Parwinder Singh

Personal information
- Full name: Parwinder Singh
- Date of birth: 7 August 1985 (age 40)
- Place of birth: Jalandhar, Punjab, India
- Position: Defender

Youth career
- Tata FA

Senior career*
- Years: Team / Apps / (Gls)
- 2006–2009: Sporting Goa
- 2010–2015: ONGC

International career
- 2006: India U20 / 4 / (0)

= Parwinder Singh =

Indian footballer

Parwinder Singh (born 7 August 1985) is a former Indian professional footballer who played as a defender.
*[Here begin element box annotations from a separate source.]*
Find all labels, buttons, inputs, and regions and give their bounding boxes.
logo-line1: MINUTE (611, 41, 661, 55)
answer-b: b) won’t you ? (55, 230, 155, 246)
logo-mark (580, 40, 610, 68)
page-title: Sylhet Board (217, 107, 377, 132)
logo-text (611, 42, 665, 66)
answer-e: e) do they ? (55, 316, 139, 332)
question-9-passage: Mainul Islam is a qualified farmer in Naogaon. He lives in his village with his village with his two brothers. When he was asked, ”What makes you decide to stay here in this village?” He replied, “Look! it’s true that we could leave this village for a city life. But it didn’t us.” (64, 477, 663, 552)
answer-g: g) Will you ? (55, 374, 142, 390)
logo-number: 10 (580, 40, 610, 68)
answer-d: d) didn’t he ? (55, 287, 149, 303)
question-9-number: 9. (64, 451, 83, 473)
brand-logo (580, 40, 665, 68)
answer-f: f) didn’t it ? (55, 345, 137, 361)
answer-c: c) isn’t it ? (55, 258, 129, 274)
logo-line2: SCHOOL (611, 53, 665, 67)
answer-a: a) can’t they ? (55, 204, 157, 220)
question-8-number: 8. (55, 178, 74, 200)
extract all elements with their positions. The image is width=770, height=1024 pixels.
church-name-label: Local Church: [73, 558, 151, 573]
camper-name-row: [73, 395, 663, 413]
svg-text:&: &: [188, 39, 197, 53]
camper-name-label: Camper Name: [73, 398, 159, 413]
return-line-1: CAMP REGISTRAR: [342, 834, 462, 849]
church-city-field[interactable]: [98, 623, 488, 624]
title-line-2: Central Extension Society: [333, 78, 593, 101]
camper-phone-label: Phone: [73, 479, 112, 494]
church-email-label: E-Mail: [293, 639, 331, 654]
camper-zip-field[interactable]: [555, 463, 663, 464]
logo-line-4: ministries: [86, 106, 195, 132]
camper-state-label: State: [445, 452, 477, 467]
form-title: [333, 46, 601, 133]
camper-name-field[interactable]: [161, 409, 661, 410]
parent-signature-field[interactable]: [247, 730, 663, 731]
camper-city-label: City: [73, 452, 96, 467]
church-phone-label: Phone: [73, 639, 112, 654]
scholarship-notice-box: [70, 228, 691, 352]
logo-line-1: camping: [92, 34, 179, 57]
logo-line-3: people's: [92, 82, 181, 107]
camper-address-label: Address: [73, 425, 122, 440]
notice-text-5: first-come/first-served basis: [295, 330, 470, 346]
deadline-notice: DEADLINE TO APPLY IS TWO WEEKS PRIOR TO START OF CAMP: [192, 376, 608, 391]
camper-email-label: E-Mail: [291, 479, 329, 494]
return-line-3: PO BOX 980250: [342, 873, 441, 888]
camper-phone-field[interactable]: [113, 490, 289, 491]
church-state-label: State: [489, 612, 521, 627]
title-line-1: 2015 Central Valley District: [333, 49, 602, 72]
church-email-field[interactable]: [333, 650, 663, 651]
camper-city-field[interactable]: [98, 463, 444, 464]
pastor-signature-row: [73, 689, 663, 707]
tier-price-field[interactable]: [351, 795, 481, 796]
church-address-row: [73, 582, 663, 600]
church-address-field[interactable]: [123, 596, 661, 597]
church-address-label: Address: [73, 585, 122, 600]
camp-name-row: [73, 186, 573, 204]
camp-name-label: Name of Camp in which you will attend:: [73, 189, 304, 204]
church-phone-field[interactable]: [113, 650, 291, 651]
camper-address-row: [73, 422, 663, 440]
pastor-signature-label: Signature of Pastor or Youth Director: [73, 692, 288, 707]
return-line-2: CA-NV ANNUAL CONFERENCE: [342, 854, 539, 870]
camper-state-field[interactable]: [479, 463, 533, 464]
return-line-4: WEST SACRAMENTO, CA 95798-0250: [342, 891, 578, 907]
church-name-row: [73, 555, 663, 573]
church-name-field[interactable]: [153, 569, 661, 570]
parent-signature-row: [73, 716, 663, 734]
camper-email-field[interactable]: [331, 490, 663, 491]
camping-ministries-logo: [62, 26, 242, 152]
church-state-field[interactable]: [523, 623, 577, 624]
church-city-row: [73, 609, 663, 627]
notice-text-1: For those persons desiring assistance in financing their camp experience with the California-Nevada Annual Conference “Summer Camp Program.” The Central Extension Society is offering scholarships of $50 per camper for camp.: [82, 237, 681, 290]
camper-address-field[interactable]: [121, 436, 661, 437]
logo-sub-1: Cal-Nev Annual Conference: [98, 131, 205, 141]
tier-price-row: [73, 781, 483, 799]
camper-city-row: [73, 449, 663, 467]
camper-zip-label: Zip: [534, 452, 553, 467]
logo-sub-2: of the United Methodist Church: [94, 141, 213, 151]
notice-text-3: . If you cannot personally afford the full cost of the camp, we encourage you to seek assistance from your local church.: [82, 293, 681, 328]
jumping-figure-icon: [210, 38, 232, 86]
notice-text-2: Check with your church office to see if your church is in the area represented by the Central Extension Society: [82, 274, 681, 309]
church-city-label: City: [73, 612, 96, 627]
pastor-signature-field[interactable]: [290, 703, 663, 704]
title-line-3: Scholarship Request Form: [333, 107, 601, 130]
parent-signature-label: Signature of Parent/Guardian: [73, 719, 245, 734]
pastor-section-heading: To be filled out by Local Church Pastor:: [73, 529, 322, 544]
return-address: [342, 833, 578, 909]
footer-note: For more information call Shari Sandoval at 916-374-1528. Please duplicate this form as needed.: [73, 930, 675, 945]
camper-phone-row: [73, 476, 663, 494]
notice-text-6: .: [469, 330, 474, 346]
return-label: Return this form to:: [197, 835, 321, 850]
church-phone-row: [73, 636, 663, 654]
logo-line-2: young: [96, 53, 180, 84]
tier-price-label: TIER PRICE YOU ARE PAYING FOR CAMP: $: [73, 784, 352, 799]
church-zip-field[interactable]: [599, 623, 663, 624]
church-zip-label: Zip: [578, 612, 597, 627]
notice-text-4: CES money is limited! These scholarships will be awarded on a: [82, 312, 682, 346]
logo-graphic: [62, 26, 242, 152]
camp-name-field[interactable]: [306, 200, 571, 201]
During his career, he played in the I-League for both Sporting Goa and ONGC.

==Club career==
Born in Jalandhar, Punjab, Parwinder began his career with the Tata Football Academy based in Jamshedpur and graduated from the academy in 2006. After graduating, he signed with National Football League side Sporting Goa. He scored his first goal for the club on 26 November 2008 in a 1–0 victory over Churchill Brothers
in the Goa Professional League and then his second a round later on 5 January 2009 against Dempo. Parwinder stayed with the club until the end of the 2008–09 season.

In 2010, Parwinder signed with I-League 2nd Division and MDFA Elite Division side ONGC. In April 2012, he was part of the ONGC side that finished as champions during the 2012 season and thus earned promotion to the I-League. In October 2012 it was announced that Parwinder would be retained by the club for their I-League campaign. He made his professional debut for ONGC in the league on 10 February 2013 against United Sikkim. He started and played the whole match as it ended 0–0.

On 19 September 2013, Parwinder was part of the ONGC side that took on Mohammedan in the Durand Cup final. His performance earned praise despite his side losing 2–1. After the club were relegated from the I-League, Parwinder continued playing with ONGC in the MDFA Elite Division in 2015.

==International career==
In March 2006 it was announced that Parwinder had been selected to join the India under-20 side for the 2006 AFC Challenge Cup. He started in India's first match of the tournament against Afghanistan on 1 April. The match ended 2–0 in favor of India.